@Manbearcat the three examples:
Undertake a Perilous Journey
The party was needing to travel 5 days through the cavernous tunnels that linked the last bastion of the subterranean dwarven empire, Darrowhold, to the ancient and abandoned ancestral crypt. The cleric took the roll of the trailblazer and succeeded with a 10+. The barbarian took the roll of the scout and got a 7-9. The fighter was the quartermaster and failed with a 1-6.
The cleric got them to the crypt in 5 days. When the barbarian got them to the crypt, he lead them right into a mining operation with a dozen derro - because it wasn't a hard failure I said that it wasn't an ambush, just a straight up fight. The quartermaster who failed ended up getting his pack caught on a stalagmite, ripping open the bag, and having half their food spill into a pool of water, ruining it. Luckily, the group over-prepared so they would still have enough food as long as they didn't linger in their exploration of the crypt or get lost on the way back.
Parley
Most of the time the group wants to parley, it's actually a Charisma Defy Danger as they are just trying to sweet talk a guard with nothing to offer. A recent case was the group sought out the dwarven thane to request a runesmith to accompany them back to their home city to repair a situation. They offered a pact between the home city and the dwarves, but got a 7-9 result. The thane said that he would agree to their offer, only after the party recovered an heirloom treasure from the ancestral crypts (see above).
Combat
This is one of the most recent and egregious examples. (It's been a couple weeks, so I'll try to remember everything.) The party was exploring the crypt and found in the central chamber was a pile of bones and there was an invisible lich standing nearby. The group had heard of a skeletal dragon in the area, so the cleric cast True Seeing and instantly saw the lich. The bones animated and became a dragonbone.

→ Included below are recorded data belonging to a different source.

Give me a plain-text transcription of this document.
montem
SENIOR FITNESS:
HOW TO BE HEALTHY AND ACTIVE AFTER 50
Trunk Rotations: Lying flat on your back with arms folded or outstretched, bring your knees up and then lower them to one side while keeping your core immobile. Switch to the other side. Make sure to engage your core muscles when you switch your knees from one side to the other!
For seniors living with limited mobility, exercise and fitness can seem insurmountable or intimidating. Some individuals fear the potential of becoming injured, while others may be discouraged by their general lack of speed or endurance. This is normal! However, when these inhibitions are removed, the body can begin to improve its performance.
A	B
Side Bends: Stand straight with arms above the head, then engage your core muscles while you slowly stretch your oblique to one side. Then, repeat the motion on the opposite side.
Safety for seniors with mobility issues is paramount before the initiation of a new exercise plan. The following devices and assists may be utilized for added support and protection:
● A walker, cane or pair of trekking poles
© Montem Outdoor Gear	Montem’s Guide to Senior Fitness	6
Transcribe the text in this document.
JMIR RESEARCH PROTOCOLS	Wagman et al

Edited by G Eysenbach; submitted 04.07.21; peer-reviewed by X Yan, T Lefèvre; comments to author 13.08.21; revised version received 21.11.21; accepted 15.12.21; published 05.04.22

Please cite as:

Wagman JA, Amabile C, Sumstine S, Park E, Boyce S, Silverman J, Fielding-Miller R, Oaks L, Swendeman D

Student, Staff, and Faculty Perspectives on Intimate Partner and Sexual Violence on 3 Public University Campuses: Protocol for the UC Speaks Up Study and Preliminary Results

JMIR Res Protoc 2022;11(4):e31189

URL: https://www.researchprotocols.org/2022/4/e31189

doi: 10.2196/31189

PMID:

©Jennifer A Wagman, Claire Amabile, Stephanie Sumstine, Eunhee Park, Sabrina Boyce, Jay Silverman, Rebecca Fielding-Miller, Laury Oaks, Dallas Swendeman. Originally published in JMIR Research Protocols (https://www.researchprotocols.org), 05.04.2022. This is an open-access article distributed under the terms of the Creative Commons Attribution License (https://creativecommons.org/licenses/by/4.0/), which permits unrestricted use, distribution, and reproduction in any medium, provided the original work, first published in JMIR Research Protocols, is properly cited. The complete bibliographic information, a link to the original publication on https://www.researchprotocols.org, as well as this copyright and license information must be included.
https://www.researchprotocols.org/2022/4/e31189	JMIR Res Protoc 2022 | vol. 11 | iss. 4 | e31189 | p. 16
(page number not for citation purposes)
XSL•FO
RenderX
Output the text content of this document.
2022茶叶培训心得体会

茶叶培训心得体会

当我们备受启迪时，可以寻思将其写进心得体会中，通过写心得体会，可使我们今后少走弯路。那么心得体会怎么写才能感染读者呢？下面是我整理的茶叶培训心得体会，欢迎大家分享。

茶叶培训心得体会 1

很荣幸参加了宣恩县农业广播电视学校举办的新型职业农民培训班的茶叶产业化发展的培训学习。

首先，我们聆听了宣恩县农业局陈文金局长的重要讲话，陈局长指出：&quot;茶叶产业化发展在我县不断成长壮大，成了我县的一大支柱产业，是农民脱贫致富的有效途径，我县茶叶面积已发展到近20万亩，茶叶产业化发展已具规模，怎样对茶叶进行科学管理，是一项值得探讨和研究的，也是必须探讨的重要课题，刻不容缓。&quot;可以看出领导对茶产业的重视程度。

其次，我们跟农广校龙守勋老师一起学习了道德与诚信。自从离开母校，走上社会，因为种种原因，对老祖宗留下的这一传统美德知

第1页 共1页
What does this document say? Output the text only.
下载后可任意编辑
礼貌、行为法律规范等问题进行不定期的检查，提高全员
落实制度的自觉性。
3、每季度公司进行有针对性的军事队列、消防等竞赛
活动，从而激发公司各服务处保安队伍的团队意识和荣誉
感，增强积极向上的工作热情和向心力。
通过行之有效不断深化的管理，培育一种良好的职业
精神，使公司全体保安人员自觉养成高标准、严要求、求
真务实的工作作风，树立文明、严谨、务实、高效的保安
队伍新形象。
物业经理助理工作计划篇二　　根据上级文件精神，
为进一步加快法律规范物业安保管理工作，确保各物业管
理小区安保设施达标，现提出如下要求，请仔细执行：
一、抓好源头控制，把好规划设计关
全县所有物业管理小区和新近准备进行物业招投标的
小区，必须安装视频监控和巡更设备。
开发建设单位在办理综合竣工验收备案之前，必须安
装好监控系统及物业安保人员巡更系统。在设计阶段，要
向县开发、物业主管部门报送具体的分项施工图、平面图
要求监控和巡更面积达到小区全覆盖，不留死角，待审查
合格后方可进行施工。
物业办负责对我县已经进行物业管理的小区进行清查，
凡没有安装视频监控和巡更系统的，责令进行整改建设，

Barbarian charges and demolishes the dragonbone in two rounds, rolling so well the dragonbone doesn't get a chance to do a move on him. (Like getting a 12 and a 13). But even if it did, the fighter had a defend action to soften the blows on the barbarian.
The lich calls forth a horde of ravenous ghouls. Cleric turns undead with a 10+. All the ghouls run away, lich is dazed. Something happens (I forget what) to make the lich visible - maybe the dust from the dragonbone is thrown over it or something. Fighter and Barbarian can see the lich now. They hack him to pieces before he gets an attack.
No one ever rolls poorly enough for me to get a DM move. Or if they do, they have powers to "turn danger against itself."